The Central government’s rural e-governance initiative---common service centres (CSCs)--will now launch a pilot project to provide clean and safe drinking water in 50 villages.
Following this, it will rope in village-level entrepreneurs (VLEs) to set up water filtration plants in one lakh villages in the country. This will be the government’s first such initiative after Prime Minister Narendra Modi on 16 June 2019 announced setting up a target to provide clean drinking water to all by 2024.
CSC has inked a memorandum of understanding (MoU) with the Bhabha Atomic Research Centre (BARC) for installing water filtration plants in villages. BARC has indigenously developed various water filtration techniques. CSCs through their VLEs will set up these filtration plants in rural areas.
The government will initially begin with a pilot project for 50 villages. After this, CSC will work with VLEs to set up plants in around 50,000 villages. Another 50,000 villages will be added later. The first tranche is from the villages where BARC has to provide the filtration plants. Rest will come from other stakeholder ministries. The full plant set-up costs around Rs four lakh.
The agency has developed various technologies to filter water and make it safe for drinking. The pilot project will probably be launched by July 2019. After this, installation of water filtration plants in 50,000 villages will start in phases.

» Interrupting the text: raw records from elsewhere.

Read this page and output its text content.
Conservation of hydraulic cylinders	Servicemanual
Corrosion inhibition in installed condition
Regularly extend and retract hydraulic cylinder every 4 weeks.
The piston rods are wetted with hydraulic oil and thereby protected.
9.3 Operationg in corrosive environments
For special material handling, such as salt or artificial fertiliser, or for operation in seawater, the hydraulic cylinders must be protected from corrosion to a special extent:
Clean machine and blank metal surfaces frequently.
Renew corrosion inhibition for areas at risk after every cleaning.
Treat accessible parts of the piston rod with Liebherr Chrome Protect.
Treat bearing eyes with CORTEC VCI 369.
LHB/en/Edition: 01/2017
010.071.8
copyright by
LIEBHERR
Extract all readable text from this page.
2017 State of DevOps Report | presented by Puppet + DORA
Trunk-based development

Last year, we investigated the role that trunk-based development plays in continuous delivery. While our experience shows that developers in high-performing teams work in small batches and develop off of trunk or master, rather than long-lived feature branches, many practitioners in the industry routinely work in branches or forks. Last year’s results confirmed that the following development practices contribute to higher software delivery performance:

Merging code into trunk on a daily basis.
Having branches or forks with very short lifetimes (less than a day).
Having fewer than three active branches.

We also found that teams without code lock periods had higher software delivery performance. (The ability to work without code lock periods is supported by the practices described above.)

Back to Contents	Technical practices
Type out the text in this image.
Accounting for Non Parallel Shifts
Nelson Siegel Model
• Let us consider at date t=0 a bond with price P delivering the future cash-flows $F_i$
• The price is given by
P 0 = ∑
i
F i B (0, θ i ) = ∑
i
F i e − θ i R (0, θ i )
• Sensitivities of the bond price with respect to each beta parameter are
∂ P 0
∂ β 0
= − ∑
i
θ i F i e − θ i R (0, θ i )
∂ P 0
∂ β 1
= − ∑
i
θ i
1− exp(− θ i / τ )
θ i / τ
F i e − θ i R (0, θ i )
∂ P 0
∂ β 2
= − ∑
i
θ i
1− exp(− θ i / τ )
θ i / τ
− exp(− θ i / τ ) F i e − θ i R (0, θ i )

CSCs were formed as part of the government’s National e-Governance Plan (NeGP). They are ICT-enabled front-end service delivery points for villages providing the government, financial, social and private sector services in agriculture, health, education, entertainment, FMCG products, banking, insurance, pension, utility payments, etc. At present, there are over three lakh CSCs in the country with over 2.5 lakh in villages.
These centres work under the CSC e-governance Services India, a special purpose vehicle (SPV) set up by the IT Ministry.